Some of my difficulty in grasping the big picture for the community as a whole is that I don’t have a sense for what early-career EAs are actually working on. Sometimes, it feels like everyone is a grad student or FAANG programmer (not much potential for outsize returns). At other times, it feels like everyone is trying to start a company or a charity (lots of potential, lots of risk).
Is there any specific path you think not enough people in the community are taking from a “big wins early” perspective? Joining startups?
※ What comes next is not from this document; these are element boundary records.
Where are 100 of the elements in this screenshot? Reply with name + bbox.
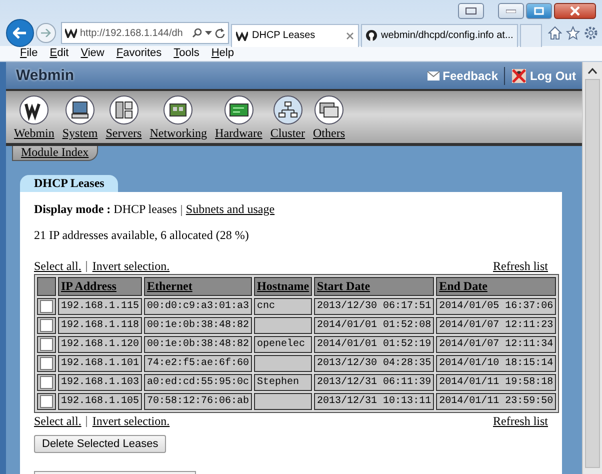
browser-tab[interactable]: webmin/dhcpd/config.info at... [361,24,518,46]
summary-text: 21 IP addresses available, 6 allocated (28 %) [34,228,250,243]
table-cell: 2013/12/31 06:11:39 [314,374,434,391]
table-cell: 2014/01/01 01:52:19 [314,336,434,353]
menu-item[interactable]: View [74,47,110,61]
windows-icon [314,95,344,125]
logout-link[interactable]: Log Out [511,68,576,84]
refresh-icon[interactable] [215,28,225,38]
select-all-link[interactable]: Select all. [34,414,82,429]
site-icon [65,28,77,38]
close-button[interactable] [554,3,596,19]
w-logo-icon [19,95,50,125]
table-cell: 192.168.1.105 [58,393,142,410]
table-cell: 2014/01/11 19:58:18 [436,374,556,391]
row-checkbox[interactable] [40,357,53,370]
search-icon[interactable] [192,28,202,38]
home-icon[interactable] [548,26,562,40]
table-cell: 00:d0:c9:a3:01:a3 [144,298,252,315]
table-cell: 192.168.1.120 [58,336,142,353]
table-cell: cnc [254,298,312,315]
logout-icon [511,68,528,84]
table-cell: 2014/01/01 01:52:08 [314,317,434,334]
favorites-icon[interactable] [566,26,580,40]
scrollbar-thumb[interactable] [585,79,600,468]
menu-item[interactable]: File [14,47,44,61]
close-icon [570,6,580,16]
module-index-tab[interactable]: Module Index [12,146,98,161]
invert-selection-link[interactable]: Invert selection. [92,414,170,429]
table-cell: 2014/01/11 23:59:50 [436,393,556,410]
category-link[interactable]: Webmin [10,95,58,141]
table-cell: 192.168.1.118 [58,317,142,334]
menu-item[interactable]: Edit [44,47,75,61]
row-checkbox[interactable] [40,395,53,408]
envelope-icon [426,70,440,80]
category-link[interactable]: Others [309,95,350,141]
minimize-button[interactable] [498,3,524,19]
maximize-button[interactable] [526,3,552,19]
table-cell: 70:58:12:76:06:ab [144,393,252,410]
restore-icon [465,7,477,15]
sort-link[interactable]: Hostname [257,279,310,293]
server-icon [108,95,139,125]
restore-button[interactable] [458,3,484,19]
subnets-link[interactable]: Subnets and usage [186,202,275,216]
table-cell: 2013/12/31 10:13:11 [314,393,434,410]
back-arrow-icon [13,27,27,39]
invert-selection-link[interactable]: Invert selection. [92,259,170,274]
table-cell: 2014/01/07 12:11:23 [436,317,556,334]
table-cell: 2014/01/07 12:11:34 [436,336,556,353]
table-cell: 2013/12/30 04:28:35 [314,355,434,372]
table-cell: 00:1e:0b:38:48:82 [144,336,252,353]
category-link[interactable]: Networking [146,95,212,141]
category-link[interactable]: System [58,95,102,141]
table-cell: 2014/01/10 18:15:14 [436,355,556,372]
category-link[interactable]: Cluster [266,95,310,141]
table-cell: 192.168.1.101 [58,355,142,372]
minimize-icon [506,9,516,13]
dropdown-icon[interactable] [205,31,212,35]
monitor-icon [65,95,96,125]
table-cell: 192.168.1.103 [58,374,142,391]
circuit-board-icon [163,95,194,125]
table-cell: 2013/12/30 06:17:51 [314,298,434,315]
table-cell: 2014/01/05 16:37:06 [436,298,556,315]
table-cell: a0:ed:cd:55:95:0c [144,374,252,391]
delete-button[interactable]: Delete Selected Leases [34,435,166,453]
display-mode-text: Display mode : DHCP leases Subnets and usage [34,202,276,217]
octocat-icon [366,30,377,41]
maximize-icon [534,7,544,15]
category-link[interactable]: Servers [102,95,146,141]
row-checkbox[interactable] [40,338,53,351]
category-link[interactable]: Hardware [211,95,266,141]
refresh-link[interactable]: Refresh list [493,259,548,274]
sort-link[interactable]: Ethernet [147,279,192,293]
sort-link[interactable]: End Date [439,279,488,293]
sort-link[interactable]: IP Address [61,279,116,293]
menu-item[interactable]: Help [205,47,240,61]
menu-item[interactable]: Tools [168,47,206,61]
site-icon [236,30,248,40]
table-cell: 00:1e:0b:38:48:82 [144,317,252,334]
select-all-link[interactable]: Select all. [34,259,82,274]
back-button[interactable] [6,19,34,47]
settings-icon[interactable] [584,26,598,40]
webmin-logo[interactable]: Webmin [16,67,74,84]
browser-tab[interactable]: DHCP Leases [231,24,359,46]
feedback-link[interactable]: Feedback [426,68,498,82]
circuit-board-icon [224,95,254,125]
forward-arrow-icon [41,29,51,37]
table-cell: 192.168.1.115 [58,298,142,315]
table-cell: Stephen [254,374,312,391]
sort-link[interactable]: Start Date [317,279,370,293]
row-checkbox[interactable] [40,376,53,389]
address-bar[interactable]: http://192.168.1.144/dh [61,22,229,44]
scroll-up-icon[interactable] [588,68,597,74]
menu-item[interactable]: Favorites [110,47,168,61]
row-checkbox[interactable] [40,300,53,313]
network-icon [272,95,303,125]
forward-button[interactable] [36,23,56,43]
refresh-link[interactable]: Refresh list [493,414,548,429]
row-checkbox[interactable] [40,319,53,332]
table-cell: openelec [254,336,312,353]
close-tab-icon[interactable] [346,32,354,40]
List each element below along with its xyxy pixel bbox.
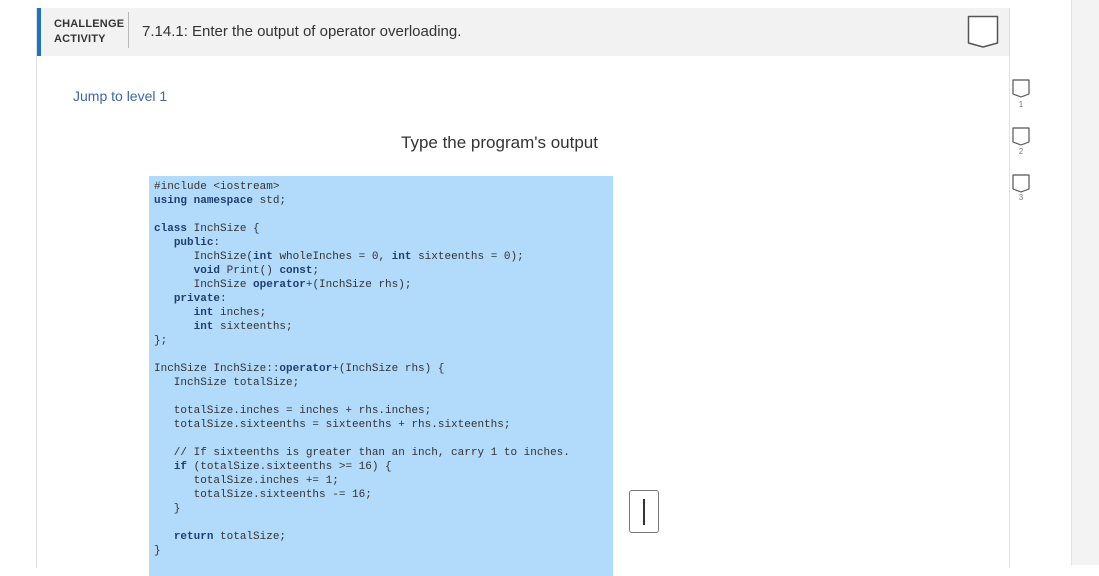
code-line: using namespace std;	[154, 195, 287, 207]
completion-badge-icon	[967, 15, 999, 54]
code-line: #include <iostream>	[154, 181, 280, 193]
code-line: // If sixteenths is greater than an inch…	[154, 447, 570, 459]
level-square-icon	[1012, 174, 1030, 193]
code-line: void Print() const;	[193, 265, 320, 277]
level-square-icon	[1012, 127, 1030, 146]
header-divider	[128, 12, 129, 48]
activity-type-line1: CHALLENGE	[54, 18, 125, 30]
activity-type-line2: ACTIVITY	[54, 33, 106, 45]
level-2-number: 2	[1018, 147, 1024, 156]
level-square-icon	[1012, 79, 1030, 98]
challenge-card: CHALLENGE ACTIVITY 7.14.1: Enter the out…	[36, 8, 1030, 576]
code-line: };	[154, 335, 168, 347]
code-line: totalSize.sixteenths = sixteenths + rhs.…	[154, 419, 511, 431]
code-line: }	[154, 503, 181, 515]
code-line: totalSize.sixteenths -= 16;	[154, 489, 372, 501]
code-line: if (totalSize.sixteenths >= 16) {	[173, 461, 392, 473]
code-line: InchSize totalSize;	[154, 377, 300, 389]
answer-input[interactable]	[629, 490, 659, 533]
jump-to-level-link[interactable]: Jump to level 1	[73, 88, 167, 104]
code-line: InchSize operator+(InchSize rhs);	[154, 279, 412, 291]
prompt-text: Type the program's output	[401, 133, 598, 152]
level-3-number: 3	[1018, 193, 1024, 202]
code-block: #include <iostream> using namespace std; …	[149, 176, 613, 576]
code-line: int inches;	[193, 307, 267, 319]
header-accent-bar	[37, 8, 41, 56]
code-line: }	[154, 545, 161, 557]
code-line: class InchSize {	[154, 223, 260, 235]
activity-header: CHALLENGE ACTIVITY 7.14.1: Enter the out…	[37, 8, 1009, 56]
code-line: totalSize.inches = inches + rhs.inches;	[154, 405, 432, 417]
code-line: public:	[173, 237, 221, 249]
level-1-number: 1	[1018, 100, 1024, 109]
code-line: InchSize(int wholeInches = 0, int sixtee…	[154, 251, 524, 263]
right-gutter	[1071, 0, 1099, 565]
code-line: InchSize InchSize::operator+(InchSize rh…	[154, 363, 445, 375]
text-cursor	[643, 499, 645, 525]
code-line: return totalSize;	[173, 531, 287, 543]
code-line: private:	[173, 293, 227, 305]
code-line: totalSize.inches += 1;	[154, 475, 339, 487]
activity-title: 7.14.1: Enter the output of operator ove…	[142, 23, 462, 40]
activity-type-label: CHALLENGE ACTIVITY	[54, 17, 124, 47]
code-line: int sixteenths;	[193, 321, 293, 333]
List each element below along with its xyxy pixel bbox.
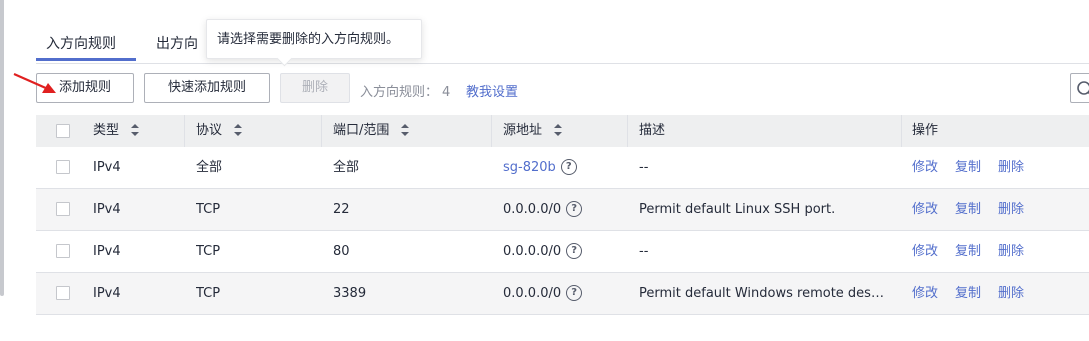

Studying a particular field?
--
Finally, on the subject of risk, I think I’m going to take this comment and turn it into a post. (Brief summary: Someday, when we look back on the impact of EA, we’ll have a good sense for whose work was “most impactful”, but that shouldn’t matter nearly as much to our future selves as the fact that many unsuccessful people still tried their best to do good, and were also part of the movement’s “grand story”.) I hope we keep respecting good strategy and careful thinking, whether those things are attached to high-risk or low-risk pursuits.
I don’t have enough data to know if there are specific paths not enough people are taking, but I’m pretty certain there’s a question that not enough people are asking within the paths they’re taking: how is what I’m doing *right now* going to lead to a 10x/100x/1,000x win, in expectation? What’s the Move 37 I’m making, that nobody else is seeing? This mentality that can be applied in pretty much any career path.
Note that your argument here is roughly Ben Pace’s position in this post which we co-wrote. I argued against Ben’s position in the post because I thought it was too extreme, but I agree with both of you that most EAs aren’t going far enough in that direction.